Each year, The Center for Eating Disorders sponsors a Fall Outreach Event to help promote messages about eating disorder recovery, awareness and prevention within the community.  Last October, we were proud to host best-selling author, advocate and recovery role model, Jenni Schaefer.  Jenni spoke about her own experience with an eating disorder and about her latest book Goodbye Ed, Hello Me: Recover from Your Eating Disorder and Fall in Love with Life.  While its been almost eight months since Jenni’s presentation here in Baltimore, we know that the summer season can offer specific challenges related to eating disorder recovery, and so it seemed like a good opportunity for us to share some motivational moments from the presentation.  Check out these short, inspirational clips from Jenni’s talk – we hope that watching them might help others to stay focused on saying “Goodbye to Ed” too! 

Are you or someone you love working hard on recovery from an eating disorder?  Jenni speaks about “mediocre stages of recovery” in this clip and offers a little perspective on why its worth it to keep going. 

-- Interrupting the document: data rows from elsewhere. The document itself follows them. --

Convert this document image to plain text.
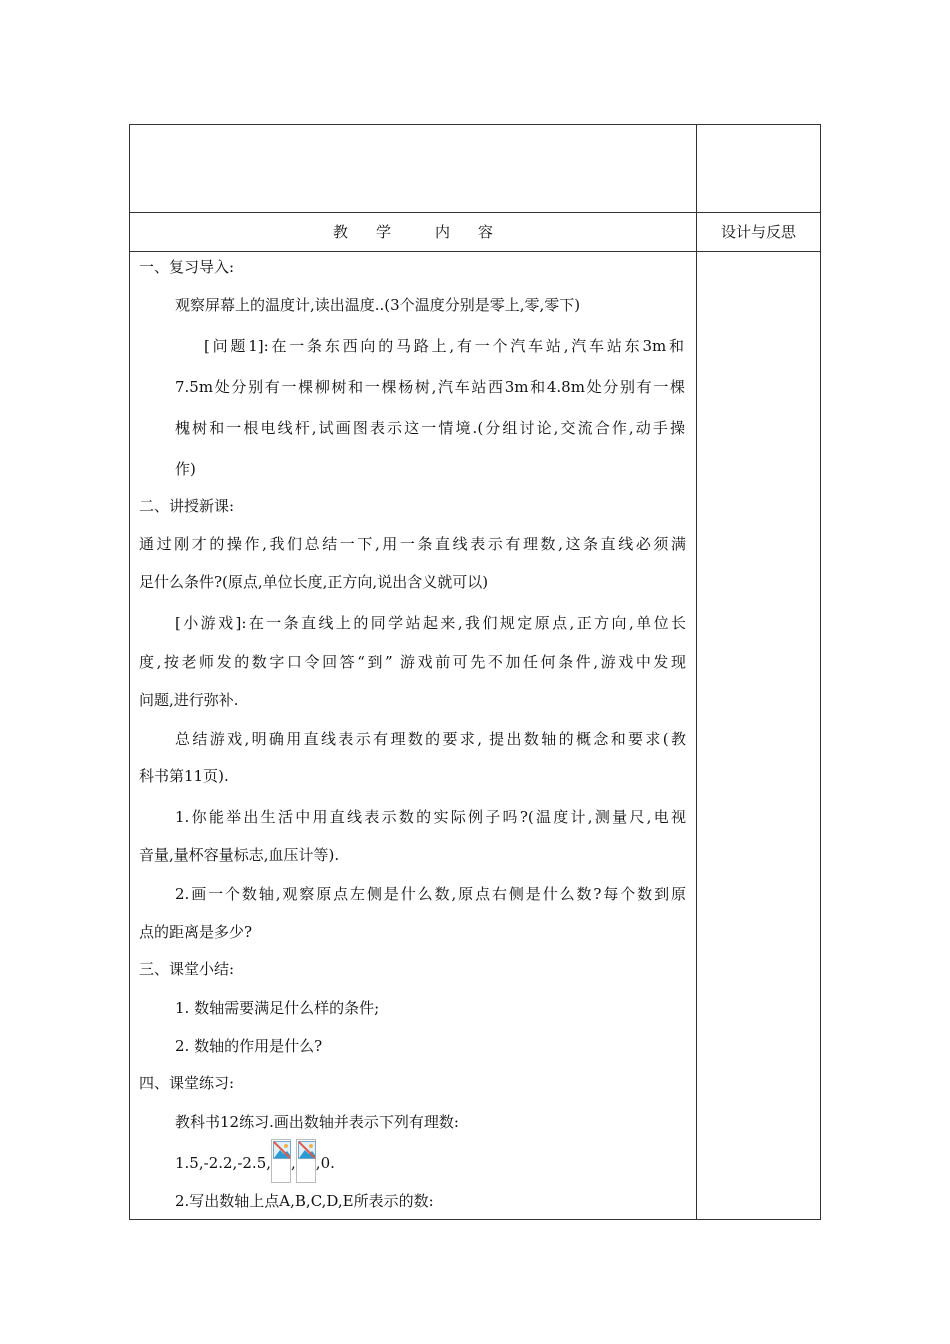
教 学	内 容	设计与反思
一、复习导入:
观察屏幕上的温度计,读出温度..(3个温度分别是零上,零,零下)
[问题1]:在一条东西向的马路上,有一个汽车站,汽车站东3m和
7.5m处分别有一棵柳树和一棵杨树,汽车站西3m和4.8m处分别有一棵
槐树和一根电线杆,试画图表示这一情境.(分组讨论,交流合作,动手操
作)
二、讲授新课:
通过刚才的操作,我们总结一下,用一条直线表示有理数,这条直线必须满
足什么条件?(原点,单位长度,正方向,说出含义就可以)
[小游戏]:在一条直线上的同学站起来,我们规定原点,正方向,单位长
度,按老师发的数字口令回答“到” 游戏前可先不加任何条件,游戏中发现
问题,进行弥补.
总结游戏,明确用直线表示有理数的要求, 提出数轴的概念和要求(教
科书第11页).
1.你能举出生活中用直线表示数的实际例子吗?(温度计,测量尺,电视
音量,量杯容量标志,血压计等).
2.画一个数轴,观察原点左侧是什么数,原点右侧是什么数?每个数到原
点的距离是多少?
三、课堂小结:
1. 数轴需要满足什么样的条件;
2. 数轴的作用是什么?
四、课堂练习:
教科书12练习.画出数轴并表示下列有理数:
1.5,-2.2,-2.5, , ,0.
2.写出数轴上点A,B,C,D,E所表示的数:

http://eatingdisorder.org/blog/wp-content/uploads/2010/06/schaefer1.flv

Have you ever felt that you have to be unhappy or that you were “born to be miserable”?   You certainly aren’t alone.  In this clip Jenni talks about breaking away from this belief and adding joy back into life. 

http://eatingdisorder.org/blog/wp-content/uploads/2010/06/schaefer2.flv

What is recovery about for you? 

For everyone who could use a little ongoing motivation - check out Jenni Schaefer’s Recovery Support Blog  as well as her regular blog contributions to The Huffington Post  which often span the topics of eating disorders, recovery and dating.  And if you’re curious about that guitar she was talking about or the song she sang later in her presentation- check out her website for the lyrics.

Many thanks to Jenni Schaefer for continuing to inspire so many people and for being a role model not just in recovery but in living a balanced and joyful life. 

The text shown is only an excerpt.